The system is initially devoid of both kinetic energy and electric potential energy since the electric potential is zero (the electron is at rest). Positive kinetic energy and a negative electric potential energy must be present in the system's ultimate state. Using Equation \((2)\), the electric potential energy is defined as \(PE = e\;V\) since the electron's charge is negative and the electric potential in the final configuration is positive. Using Equation \((3)\), determine the electron's kinetic energy \(KE = \frac{1}{2}{m_e}v_e^2\).

The conservation of energy principle from Equation \((1)\) tells us, that since there are no nonconservative the system in the final state. So,

\(0 = PE + KE\\0 =  - eV + \frac{1}{2}{m_e}v_e^2\\\frac{1}{2}{m_e}v_e^2 = eV\ end\)
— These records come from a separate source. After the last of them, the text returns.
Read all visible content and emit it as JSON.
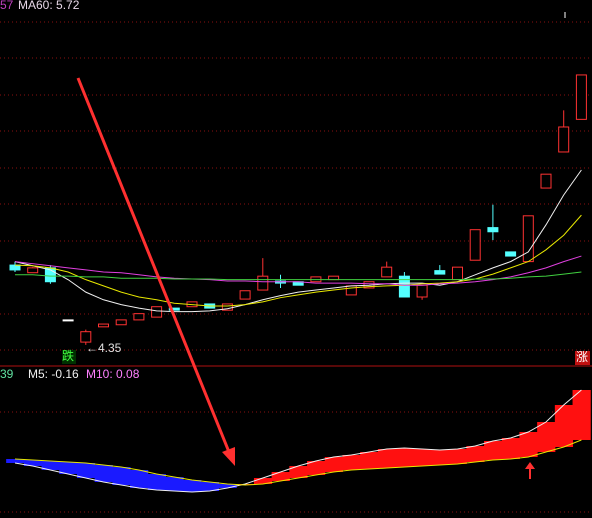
{
  "chart_data": [
    {
      "type": "candlestick",
      "legend": [
        {
          "text": "57",
          "color": "#c040c0"
        },
        {
          "text": "MA60: 5.72",
          "color": "#e8d8e8"
        }
      ],
      "open": [
        5.5,
        5.39,
        5.46,
        4.71,
        4.39,
        4.61,
        4.64,
        4.71,
        4.75,
        4.88,
        4.9,
        4.94,
        4.85,
        5.01,
        5.14,
        5.27,
        5.26,
        5.26,
        5.29,
        5.07,
        5.17,
        5.33,
        5.34,
        5.04,
        5.42,
        5.29,
        5.57,
        6.04,
        5.69,
        5.55,
        6.61,
        7.13,
        7.6
      ],
      "high": [
        5.55,
        5.47,
        5.5,
        4.71,
        4.57,
        4.65,
        4.71,
        4.8,
        4.9,
        4.88,
        4.97,
        4.94,
        4.94,
        5.13,
        5.6,
        5.36,
        5.26,
        5.33,
        5.34,
        5.2,
        5.26,
        5.55,
        5.4,
        5.21,
        5.5,
        5.47,
        6.01,
        6.37,
        5.69,
        6.21,
        6.81,
        7.73,
        8.24
      ],
      "low": [
        5.4,
        5.39,
        5.23,
        4.71,
        4.35,
        4.61,
        4.64,
        4.71,
        4.75,
        4.85,
        4.9,
        4.88,
        4.85,
        5.01,
        5.14,
        5.17,
        5.21,
        5.26,
        5.29,
        5.07,
        5.17,
        5.33,
        5.04,
        5.0,
        5.37,
        5.29,
        5.57,
        5.86,
        5.63,
        5.55,
        6.61,
        7.13,
        7.6
      ],
      "close": [
        5.43,
        5.46,
        5.26,
        4.71,
        4.54,
        4.65,
        4.71,
        4.8,
        4.9,
        4.85,
        4.97,
        4.88,
        4.94,
        5.13,
        5.34,
        5.24,
        5.21,
        5.33,
        5.34,
        5.2,
        5.26,
        5.47,
        5.04,
        5.21,
        5.37,
        5.47,
        6.01,
        5.98,
        5.63,
        6.21,
        6.81,
        7.49,
        8.24
      ],
      "up_color": "#ff3232",
      "down_color": "#54ffff",
      "flat_color": "#ffffff",
      "lines": [
        {
          "color": "#f0f0f0",
          "values": [
            5.55,
            5.49,
            5.43,
            5.29,
            5.11,
            5.0,
            4.93,
            4.88,
            4.84,
            4.83,
            4.83,
            4.84,
            4.87,
            4.93,
            5.0,
            5.06,
            5.11,
            5.14,
            5.17,
            5.2,
            5.21,
            5.23,
            5.24,
            5.24,
            5.21,
            5.26,
            5.36,
            5.46,
            5.55,
            5.69,
            6.08,
            6.51,
            6.87
          ]
        },
        {
          "color": "#e8e800",
          "values": [
            5.5,
            5.49,
            5.46,
            5.4,
            5.29,
            5.2,
            5.11,
            5.04,
            5.0,
            4.95,
            4.93,
            4.91,
            4.91,
            4.93,
            4.97,
            5.03,
            5.07,
            5.11,
            5.14,
            5.17,
            5.19,
            5.2,
            5.21,
            5.23,
            5.24,
            5.26,
            5.3,
            5.37,
            5.46,
            5.55,
            5.72,
            5.93,
            6.22
          ]
        },
        {
          "color": "#e040e0",
          "values": [
            5.55,
            5.52,
            5.49,
            5.46,
            5.43,
            5.4,
            5.39,
            5.36,
            5.33,
            5.31,
            5.3,
            5.29,
            5.27,
            5.27,
            5.26,
            5.26,
            5.26,
            5.24,
            5.24,
            5.24,
            5.23,
            5.23,
            5.21,
            5.21,
            5.23,
            5.24,
            5.26,
            5.29,
            5.33,
            5.39,
            5.46,
            5.55,
            5.63
          ]
        },
        {
          "color": "#40d040",
          "values": [
            5.36,
            5.36,
            5.34,
            5.34,
            5.33,
            5.33,
            5.31,
            5.31,
            5.31,
            5.3,
            5.3,
            5.3,
            5.29,
            5.29,
            5.29,
            5.29,
            5.29,
            5.29,
            5.29,
            5.29,
            5.29,
            5.29,
            5.29,
            5.29,
            5.29,
            5.29,
            5.3,
            5.3,
            5.31,
            5.33,
            5.34,
            5.37,
            5.4
          ]
        }
      ],
      "annotations": [
        {
          "text": "跌"
        },
        {
          "text": "←4.35"
        },
        {
          "text": "涨"
        }
      ],
      "ylim": [
        4.06,
        9.32
      ]
    },
    {
      "type": "band",
      "legend": [
        {
          "text": "39",
          "color": "#60e0a0"
        },
        {
          "text": "M5: -0.16",
          "color": "#f0f0f0"
        },
        {
          "text": "M10: 0.08",
          "color": "#ff80ff"
        }
      ],
      "series": [
        {
          "color": "#f0f0f0",
          "values": [
            -0.01,
            -0.04,
            -0.08,
            -0.12,
            -0.16,
            -0.2,
            -0.23,
            -0.26,
            -0.28,
            -0.29,
            -0.3,
            -0.29,
            -0.26,
            -0.22,
            -0.16,
            -0.1,
            -0.04,
            0.01,
            0.05,
            0.07,
            0.1,
            0.13,
            0.14,
            0.13,
            0.12,
            0.13,
            0.16,
            0.21,
            0.24,
            0.3,
            0.4,
            0.57,
            0.72
          ]
        },
        {
          "color": "#e8e800",
          "values": [
            0.03,
            0.02,
            0.01,
            0.0,
            -0.01,
            -0.03,
            -0.05,
            -0.08,
            -0.12,
            -0.15,
            -0.18,
            -0.2,
            -0.22,
            -0.23,
            -0.22,
            -0.19,
            -0.16,
            -0.13,
            -0.1,
            -0.08,
            -0.07,
            -0.06,
            -0.05,
            -0.04,
            -0.03,
            -0.02,
            0.0,
            0.02,
            0.03,
            0.05,
            0.1,
            0.15,
            0.22
          ]
        }
      ],
      "pos_color": "#ff1010",
      "neg_color": "#1a1aff",
      "ylim": [
        -0.5,
        0.84
      ]
    }
  ]
}
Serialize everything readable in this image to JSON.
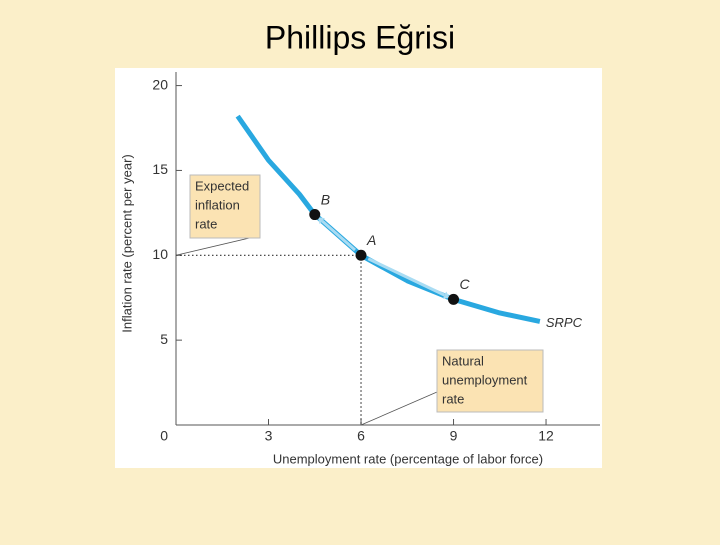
{
  "chart_data": {
    "type": "line",
    "title": "Phillips Eğrisi",
    "x_label": "Unemployment rate (percentage of labor force)",
    "y_label": "Inflation rate (percent per year)",
    "x": [
      2,
      3,
      4,
      4.5,
      6,
      7.5,
      9,
      10.5,
      11.8
    ],
    "series": [
      {
        "name": "SRPC",
        "color": "#29a8e0",
        "values": [
          18.2,
          15.6,
          13.6,
          12.4,
          10,
          8.5,
          7.4,
          6.6,
          6.1
        ]
      }
    ],
    "points": [
      {
        "label": "B",
        "x": 4.5,
        "y": 12.4
      },
      {
        "label": "A",
        "x": 6,
        "y": 10
      },
      {
        "label": "C",
        "x": 9,
        "y": 7.4
      }
    ],
    "annotations": [
      [
        "Expected",
        "inflation",
        "rate"
      ],
      [
        "Natural",
        "unemployment",
        "rate"
      ]
    ],
    "xlim": [
      0,
      13.75
    ],
    "ylim": [
      0,
      20.8
    ],
    "xticks": [
      0,
      3,
      6,
      9,
      12
    ],
    "yticks": [
      0,
      5,
      10,
      15,
      20
    ]
  }
}
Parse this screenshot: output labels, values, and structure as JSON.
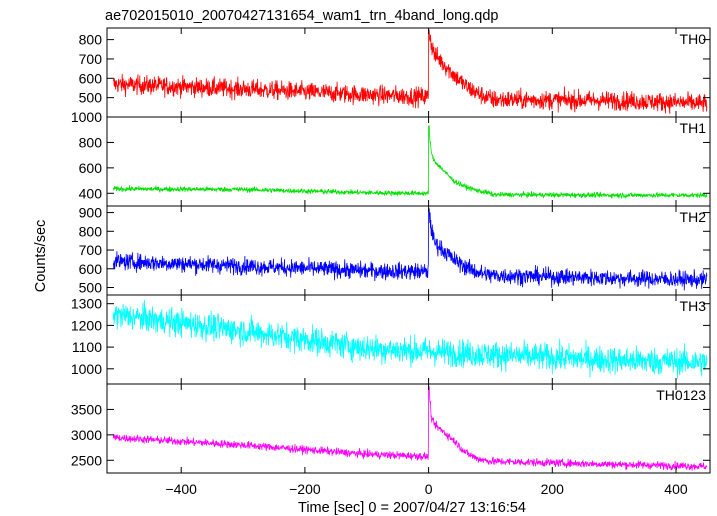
{
  "chart_data": {
    "type": "line",
    "title": "ae702015010_20070427131654_wam1_trn_4band_long.qdp",
    "xlabel": "Time [sec] 0 = 2007/04/27 13:16:54",
    "ylabel": "Counts/sec",
    "xlim": [
      -520,
      455
    ],
    "x_ticks": [
      -400,
      -200,
      0,
      200,
      400
    ],
    "grid": false,
    "panels": [
      {
        "name": "TH0",
        "color": "#ff0000",
        "ylim": [
          400,
          860
        ],
        "y_ticks": [
          500,
          600,
          700,
          800
        ],
        "noise": 35,
        "trend": [
          [
            -510,
            570
          ],
          [
            -300,
            545
          ],
          [
            -100,
            515
          ],
          [
            -10,
            505
          ],
          [
            100,
            490
          ],
          [
            300,
            485
          ],
          [
            450,
            470
          ]
        ],
        "peak": [
          [
            0,
            850
          ],
          [
            5,
            770
          ],
          [
            10,
            720
          ],
          [
            20,
            690
          ],
          [
            40,
            620
          ],
          [
            60,
            560
          ],
          [
            80,
            520
          ],
          [
            100,
            495
          ]
        ]
      },
      {
        "name": "TH1",
        "color": "#00e000",
        "ylim": [
          300,
          1000
        ],
        "y_ticks": [
          400,
          600,
          800,
          1000
        ],
        "noise": 14,
        "trend": [
          [
            -510,
            435
          ],
          [
            -300,
            430
          ],
          [
            -100,
            405
          ],
          [
            -10,
            400
          ],
          [
            100,
            390
          ],
          [
            300,
            385
          ],
          [
            450,
            385
          ]
        ],
        "peak": [
          [
            0,
            930
          ],
          [
            5,
            700
          ],
          [
            10,
            650
          ],
          [
            20,
            600
          ],
          [
            40,
            500
          ],
          [
            60,
            450
          ],
          [
            80,
            420
          ],
          [
            100,
            400
          ]
        ]
      },
      {
        "name": "TH2",
        "color": "#0000ff",
        "ylim": [
          460,
          935
        ],
        "y_ticks": [
          500,
          600,
          700,
          800,
          900
        ],
        "noise": 32,
        "trend": [
          [
            -510,
            640
          ],
          [
            -300,
            615
          ],
          [
            -100,
            590
          ],
          [
            -10,
            585
          ],
          [
            100,
            565
          ],
          [
            300,
            550
          ],
          [
            450,
            540
          ]
        ],
        "peak": [
          [
            0,
            920
          ],
          [
            5,
            800
          ],
          [
            10,
            740
          ],
          [
            20,
            710
          ],
          [
            40,
            650
          ],
          [
            60,
            610
          ],
          [
            80,
            580
          ],
          [
            100,
            565
          ]
        ]
      },
      {
        "name": "TH3",
        "color": "#00ffff",
        "ylim": [
          930,
          1340
        ],
        "y_ticks": [
          1000,
          1100,
          1200,
          1300
        ],
        "noise": 45,
        "trend": [
          [
            -510,
            1250
          ],
          [
            -300,
            1175
          ],
          [
            -100,
            1095
          ],
          [
            0,
            1080
          ],
          [
            100,
            1065
          ],
          [
            300,
            1040
          ],
          [
            450,
            1030
          ]
        ],
        "peak": [
          [
            0,
            1080
          ],
          [
            100,
            1065
          ]
        ]
      },
      {
        "name": "TH0123",
        "color": "#ff00ff",
        "ylim": [
          2250,
          4000
        ],
        "y_ticks": [
          2500,
          3000,
          3500
        ],
        "noise": 55,
        "trend": [
          [
            -510,
            2950
          ],
          [
            -300,
            2800
          ],
          [
            -100,
            2620
          ],
          [
            -10,
            2580
          ],
          [
            100,
            2480
          ],
          [
            300,
            2420
          ],
          [
            450,
            2380
          ]
        ],
        "peak": [
          [
            0,
            3950
          ],
          [
            5,
            3300
          ],
          [
            10,
            3200
          ],
          [
            20,
            3100
          ],
          [
            40,
            2900
          ],
          [
            60,
            2650
          ],
          [
            80,
            2530
          ],
          [
            100,
            2480
          ]
        ]
      }
    ]
  }
}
Solving for \({v_e}\), it is obtained:

\({m_e}v_e^2 = 2eV\\v_e^2 = \frac{{2eV}}{{{m_e}}}\\{v_e} = \sqrt {\frac{{2eV}}{{{m_e}}}} \ end\)

Entering the values for \(e\), \(V\), and \({m_e}\), gives –

\({v_e} = \sqrt {\frac{{2\left( {1.60 \times {{10}^{ - 19}}{\rm{ }}C} \right)(40{\rm{ }}kV)\left( {\frac{{1000\;V}}{{1{\rm{ }}kV}}} \right)}}{{9.11 \times {{10}^{ - 31}}\;kg}}} \\ = 1.19 \times {10^8}\;m/s\ end\)

Therefore, the speed is obtained as \({v_e} = 1.19 \times {10^8}\;m/s\).